The week-long festival brought a plethora of bands to the city’s best concert venues
Following a decrease in enthusiasm over the last few years, there was a fair deal of pearl-clutching over whether or not the summer festival circuit was indeed losing its edge. This doesn’t seem to be much of a concern in Montreal.
As the summer leaves tint to brown, eager concert purists and artsy indie kids flocked to POP Montreal. In its 16th installment, the city-wide music festival still retains the magic that kept it going during its inception. The POP Montreal curators are probably the most well-versed tastemakers around.
Upon discovering all the festival had to offer over the last week, we found that POP is, by definition, a true music festival. But to insinuate that the festival is by all accounts “music first and questions later” is to denounce the key to POP’s success. And that formula for success stems from the festival’s adept understanding of how the music industry operates. There was plenty of music, sure, but gallery installations, Q&A panels, film screenings and programming for kids and families served as the affair’s main crux.
Integral to POP’s programming is an emphasis on the local arts and culture scene. While there was a slew of internationally touring acts at the top of the bill, their performances were supported by local concert staples.
Here’s how it all went down…
This year, F**k Button’s Benjamin John Power released his third solo album under the moniker Blanck Mass. The album is intended to symbolize “a previous year teeming with anger, violence, confusion and frustration.” As the brutally shrill opener, “The Rat,” unfolded into a fit of metallic synths and swells, attendees were seen covering their eardrums. The artist’s proclivity for noise injected his performance with an intensity unmatched by other performers.
John Dwyer has maintained control over his project, Oh Sees, for the better part of two decades—changing lineups and shuffling between sonic territories while churning out some of the most compelling and nail-biting psychedelic music of his generation. Still, despite its propensity for unpredictability, Oh Sees pins down an unparalleled vivacity. This same spirit clearly overtook Dwyer, as he danced and pranced around stage with a devil-may-care inclination.
This didn’t compromise the quality of the performance, however, as his nervy guitar dexterity propelled him through the set. Though this compiled into a rugged, relatively unadorned sound, Dwyer’s franticly kinetic energy was supplemented by his bandmates’ breakneck riffs.

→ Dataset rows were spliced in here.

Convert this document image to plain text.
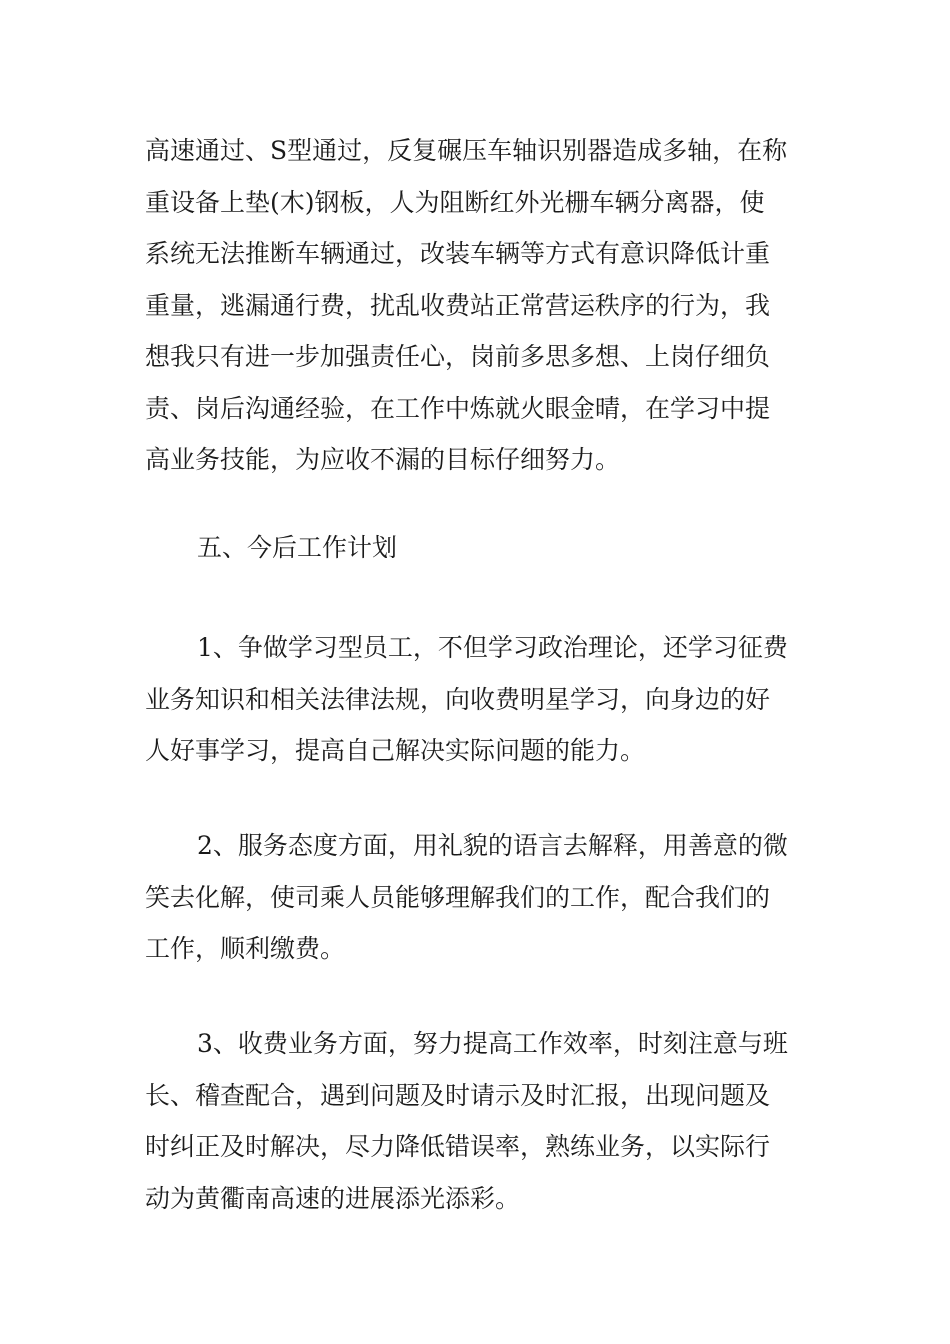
高速通过、S型通过，反复碾压车轴识别器造成多轴，在称
重设备上垫(木)钢板，人为阻断红外光栅车辆分离器，使
系统无法推断车辆通过，改装车辆等方式有意识降低计重
重量，逃漏通行费，扰乱收费站正常营运秩序的行为，我
想我只有进一步加强责任心，岗前多思多想、上岗仔细负
责、岗后沟通经验，在工作中炼就火眼金晴，在学习中提
高业务技能，为应收不漏的目标仔细努力。
五、今后工作计划
1、争做学习型员工，不但学习政治理论，还学习征费
业务知识和相关法律法规，向收费明星学习，向身边的好
人好事学习，提高自己解决实际问题的能力。
2、服务态度方面，用礼貌的语言去解释，用善意的微
笑去化解，使司乘人员能够理解我们的工作，配合我们的
工作，顺利缴费。
3、收费业务方面，努力提高工作效率，时刻注意与班
长、稽查配合，遇到问题及时请示及时汇报，出现问题及
时纠正及时解决，尽力降低错误率，熟练业务，以实际行
动为黄衢南高速的进展添光添彩。
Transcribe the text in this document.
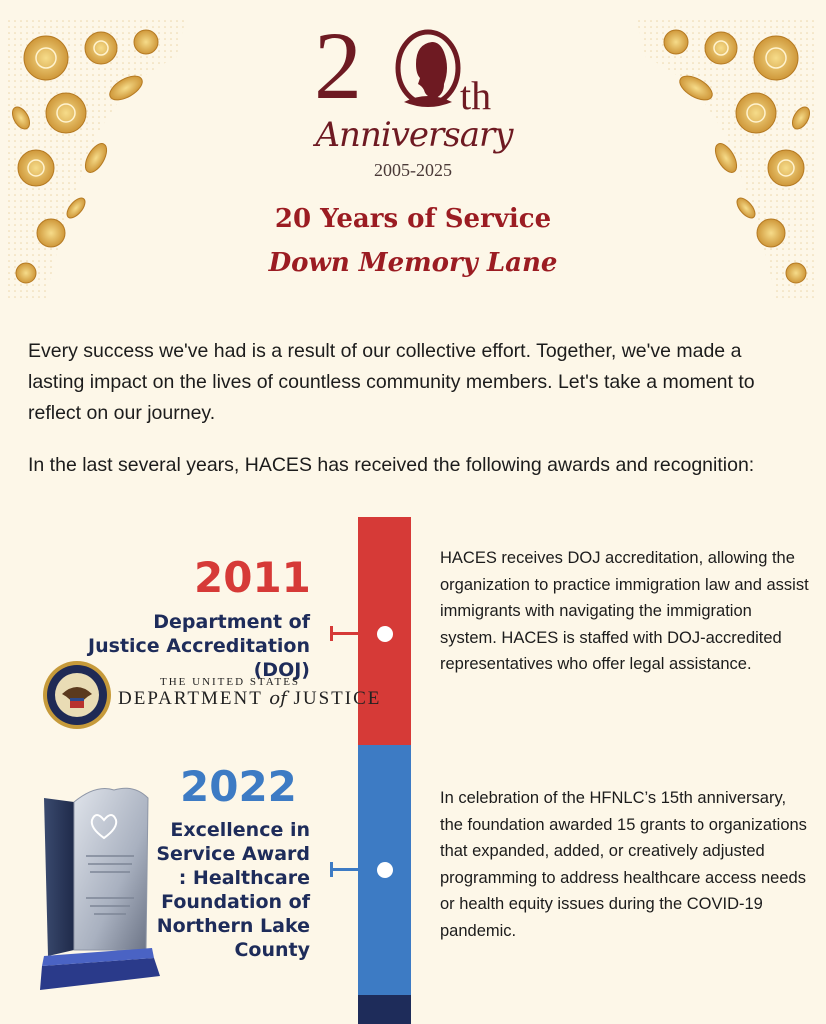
2	th
Anniversary
2005-2025
20 Years of Service
Down Memory Lane

Every success we've had is a result of our collective effort. Together, we've made a lasting impact on the lives of countless community members. Let's take a moment to reflect on our journey.

In the last several years, HACES has received the following awards and recognition:

2011
Department of Justice Accreditation (DOJ)
HACES receives DOJ accreditation, allowing the organization to practice immigration law and assist immigrants with navigating the immigration system. HACES is staffed with DOJ-accredited representatives who offer legal assistance.
THE UNITED STATES
DEPARTMENT of JUSTICE
2022
Excellence in Service Award : Healthcare Foundation of Northern Lake County
In celebration of the HFNLC’s 15th anniversary, the foundation awarded 15 grants to organizations that expanded, added, or creatively adjusted programming to address healthcare access needs or health equity issues during the COVID-19 pandemic.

Weyes Blood has a brand of artistic finesse that translates just as powerfully live as it does on record. The velvety textures of her voice were often replaced by an infusion of rootsy folk with fuzzy AM rock—styles she no doubt pulls inspiration from. The audience witnessed the artist switch flexibly between scornful kiss-offs and flowery poetics on the turn of a dime. The new Sub Pop Records signee offered no sneak peaks from her forthcoming record, but flexed a variety of fleshed out renditions from her debut, Front Row Seat. The adaptability with which the backing band postured itself allowed them to cycle through the set like the pulse of a heartbeat.
After breaking into 2017 with an ever-poised and confident debut, indie pop artist Jay Som basked in the divine glow of the Petit Campus stage. She performed a collection of gorgeously ornate and burgeoning pop songs with an artistic slant that absorbs from the lofty heights of 80s synth rock.
To call Olympia-based trio Naomi Punk alienating would be a crude understatement. The band forged their career with a discombobulated brand of surrealistic grunge and an equally bizarre bass-free lineup. While they’ve amassed a fair share of doubters, the band has no doubt achieved cult status within their specific niche.
Their headlining gig at La Vitrola on POP Montreal’s opening day on Sept. 13, however, did nothing to win over skeptics. Though the energy was there on stage, the lack of bass rendered the set laughably disjointed. The group’s twin guitarists drowned the crowd in a muddle of twangy cacophony.
The trio played as if breaking into abstract jam sessions—performed in the disjointed manner you would associate with school kids playing music together for the first time. The sets closing song, “Tiger Pipe,” a bleary, minimalistic single from their recent double album, Yellow, would go on to define the set.
Performed over a pre-recorded backing track, the audience looked on as the lead guitarist packed up his gear and walked off during the set. Meanwhile, the drummer sat on in his throne having seemingly fallen asleep and the lead singer put his guitar down and began testing his interpretive dance skills whilst howling in his signature Cobainian drawl. A fitting end to a night of noise, confusion and disappointment.